Het laadnetwerk bestaat uit laadpunten in de publieke, semipublieke en private ruimte. Waar de paal staat, bepaalt mede de toegankelijkheid. Als gebruikers geen toegang hebben tot laadpunten op privaat terrein moeten ze kunnen uitwijken naar semipublieke of publieke laadpunten. De gemeente heeft een belangrijke rol in de realisatie van voldoende publieke laadinfrastructuur.

 

  • Publiek laadpunt: Een laadpunt dat 24/7 openbaar toegankelijk is, zonder barrières zoals slagbomen of poorten;

  • Semipubliek laadpunt: Een privaat laadpunt dat is opengesteld voor publiek. Denk aan parkeergarages, tankstations of horeca-locaties. Er kunnen beperkte toegangstijden zijn;

  • Privaat laadpunt: Een laadpunt op eigen terrein, aan huis of bij een bedrijf.
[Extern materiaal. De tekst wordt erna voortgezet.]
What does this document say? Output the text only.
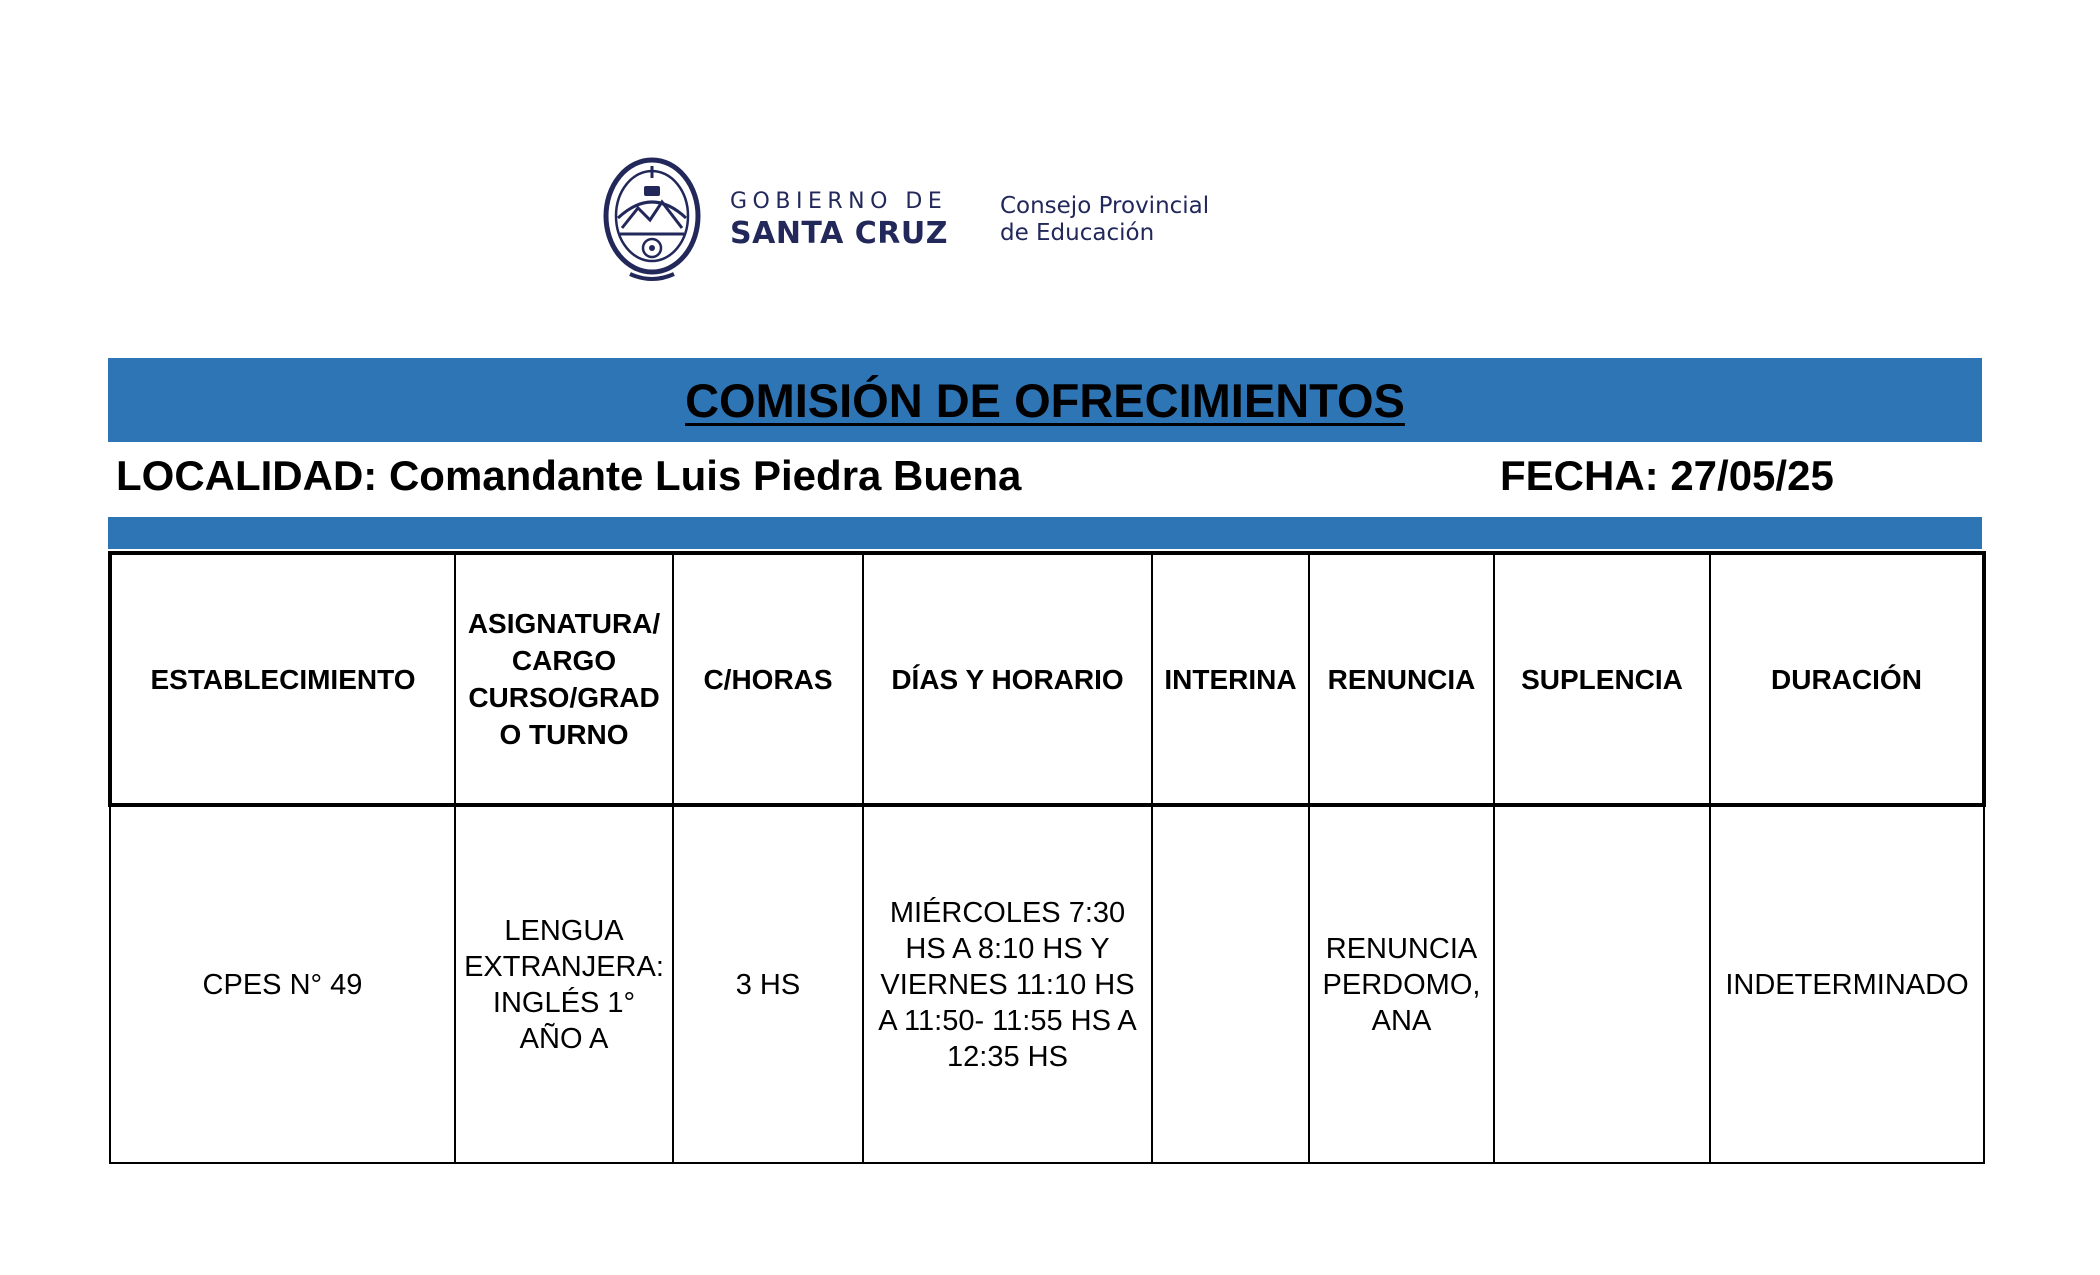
GOBIERNO DE
SANTA CRUZ
Consejo Provincial
de Educación
COMISIÓN DE OFRECIMIENTOS
LOCALIDAD: Comandante Luis Piedra Buena	FECHA: 27/05/25
ESTABLECIMIENTO	ASIGNATURA/ CARGO CURSO/GRAD O TURNO	C/HORAS	DÍAS Y HORARIO	INTERINA	RENUNCIA	SUPLENCIA	DURACIÓN
CPES N° 49	LENGUA EXTRANJERA: INGLÉS 1° AÑO A	3 HS	MIÉRCOLES 7:30 HS A 8:10 HS Y VIERNES 11:10 HS A 11:50- 11:55 HS A 12:35 HS		RENUNCIA PERDOMO, ANA		INDETERMINADO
Sinds een aantal jaar werken we aan de uitrol van publieke laadinfrastructuur om te voorzien in de toenemende behoefte. Daarnaast mag iedereen een laadpunt realiseren op eigen terrein en deze op een parkeerplek op eigen terrein beschikbaar stellen voor derden.

 

Onderstaande kaart van www.oplaadpalen.nl geeft een actuele indicatie hoe het (semi)publieke laadnetwerk in gemeente Scherpenzeel eruitziet. Momenteel zijn er ongeveer 28 laadpunten (14 laadpalen) in gemeente Scherpenzeel.

 

 

2.2 Soorten laadpunten

Laadpunten kunnen op verschillende vermogens elektriciteit leveren:

  • 1.

    Regulier laden: laadpunt met een vermogen tot 22 kilowatt (kW). Het opladen tot de maximale batterijcapaciteit duurt meerdere uren. Reguliere laadpunten kunnen individueel worden geplaatst, of geclusterd worden op een laadplein.

  • 2.

    Snelladen: laadpunt met een vermogen van meer dan 22 kW, waarmee elektrische voertuigen in kortere tijd kunnen opladen. Snelladen gebeurt op gelijkstroom en is volop in ontwikkeling. We onderscheiden drie subcategorieën:

    • a.

      Kortparkeerladen of semi-snelladen

      Laadpunt met een vermogen tussen 22 en 125 kW, deze worden steeds meer geplaatst bij onder andere supermarkten, hotels en vergaderlocaties.

    • b.

      Ultrasnelladen voor personenvervoer

      Laadpunt met een vermogen tussen 125 en 350 kW. Het grootste deel van de huidige beschikbare elektrische voertuigen is technisch geschikt om te laden met een snelheid van maximaal 50 kW. De nieuwere modellen en modellen in het hogere segment zijn geschikt voor de hogere vermogens. De laadvermogens tussen 125 kW en 350 kW worden tegenwoordig bij snellaadstations langs hoofdwegen geplaatst, bijvoorbeeld bij pompstations en wegrestaurants.

    • c.

      Ultrasnelladen voor openbaar vervoer en logistiek

      Laadpunt met een vermogen hoger dan 350 kW, bijvoorbeeld een pantograaf. De laadpunten zijn geschikt om grote voertuigen zoals vrachtwagens en bussen in korte tijd te laden.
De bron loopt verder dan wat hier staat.